I'm somewhat new to the ELK stack, so let me preface this by saying that if someone can point me to the right section in the docs to find my own answer, I would value that just as well as someone saying "Do it this way". :slight_smile:

We are using Elasticsearch to index performance messages from our services. We had to switch from sending a message for each call to sending a single message every minute with rollup metrics from the services due to traffic issues. We're trying to update our visualizations to match.

The problem that we're running into is that for some of these visualizations (namely pie charts), we're struggling to wrap our brains around the necessary steps to express the ratio of two separate values in a single pie chart, as opposed to just the counts for each value over a set of documents. To be specific, we now have the number of 3xx responses and 4xx responses as separate fields in each document, whereas we used to just count the number of documents with a 3xx response code vs those with a 4xx response code.

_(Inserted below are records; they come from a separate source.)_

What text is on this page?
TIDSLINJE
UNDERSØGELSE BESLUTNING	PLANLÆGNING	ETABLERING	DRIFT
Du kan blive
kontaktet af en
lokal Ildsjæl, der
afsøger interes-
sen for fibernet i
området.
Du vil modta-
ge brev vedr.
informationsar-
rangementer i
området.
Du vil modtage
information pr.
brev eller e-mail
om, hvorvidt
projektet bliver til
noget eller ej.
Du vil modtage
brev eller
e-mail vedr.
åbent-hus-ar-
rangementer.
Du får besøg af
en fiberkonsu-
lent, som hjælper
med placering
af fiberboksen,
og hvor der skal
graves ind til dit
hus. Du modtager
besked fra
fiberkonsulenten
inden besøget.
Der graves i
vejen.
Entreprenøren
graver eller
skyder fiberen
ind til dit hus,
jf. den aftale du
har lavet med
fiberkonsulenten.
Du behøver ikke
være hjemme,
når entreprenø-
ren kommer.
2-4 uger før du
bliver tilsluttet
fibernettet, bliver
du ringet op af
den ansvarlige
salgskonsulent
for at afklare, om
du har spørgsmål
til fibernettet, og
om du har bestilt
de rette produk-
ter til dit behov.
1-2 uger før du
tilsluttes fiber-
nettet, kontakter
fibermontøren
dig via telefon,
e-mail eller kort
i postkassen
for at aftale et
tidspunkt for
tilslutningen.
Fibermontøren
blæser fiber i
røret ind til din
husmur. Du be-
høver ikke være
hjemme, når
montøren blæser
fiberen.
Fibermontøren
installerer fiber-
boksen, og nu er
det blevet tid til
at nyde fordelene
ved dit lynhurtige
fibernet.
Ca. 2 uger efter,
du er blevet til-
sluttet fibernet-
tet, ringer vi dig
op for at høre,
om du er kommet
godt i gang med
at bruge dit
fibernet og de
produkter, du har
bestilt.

I'm certain that there's a way we can use Painless or even some simple JSON to achieve this, but I'm struggling to figure out how. Can anybody point me to the information I need to figure out the answer?


(Brandon Kobel) #2

Hey @Speedman, are you all inserting a single document every one minute with a summary of all the response codes, or are you inserting multiple documents every minute? It'd be helpful if you could provide an example of the document/documents that you're indexing every one minute.


#3

Hi @brandon_kobel. We are inserting a single document every minute with a summary of the response codes, like so (truncated for clarity):

{
  "_index": "...",
  ...
  "_source": {
      ...
    "type": "PERFORMANCE",
    ...
    "messageDetail": {
        "http-inbound_endpoint_3xx_count": "14",
        "http-inbound_endpoint_4xx_count": "3",
        "http-inbound_endpoint_total_count": "17"
    },
    "routingKey": "our-routing-key",
    "timestamp": "1234567890"
  }
}

So far, I've tried to add scripted fields, but I've yet to get them to work, though it may be a misunderstanding of what to produce with them vs. what type(s) of configuration is appropriate for the visualization. Here's the formula we're using at the moment:

if(!doc['messageDetail.http-inbound_endpoint_total_count'].empty) {
  if (!doc['messageDetail.http-inbound_endpoint_4xx_count'].empty) {
    return (doc['messageDetail.http-inbound_endpoint_4xx_count'].value / doc['messageDetail.http-inbound_endpoint_total_count'].value) * 100
  } else {
   return 0
  }
} else {
  return 0
}

We've tried a few different variations on that, such as specifying format as number vs. percentage, not multiplying by 100, adding the 4xx and 3xx fields together for the denominator, etc. We've also tried a few different metric types on the charts, such as Sum, Count, and Average, and attempted to use JSON to provide the data for the metric. The problem is, if we're able to set our time scope to the exact second the message comes in, we can get a seemingly-accurate value on the gauge (like 50% or 100%). But if we expand the scope, either the value disappears completely (it should at least be non-zero), or it goes to something ridiculous (like 900%).


#4

Updated the original post and title to reflect where we are at in terms of figuring this out.


(system) #5

This topic was automatically closed 28 days after the last reply. New replies are no longer allowed.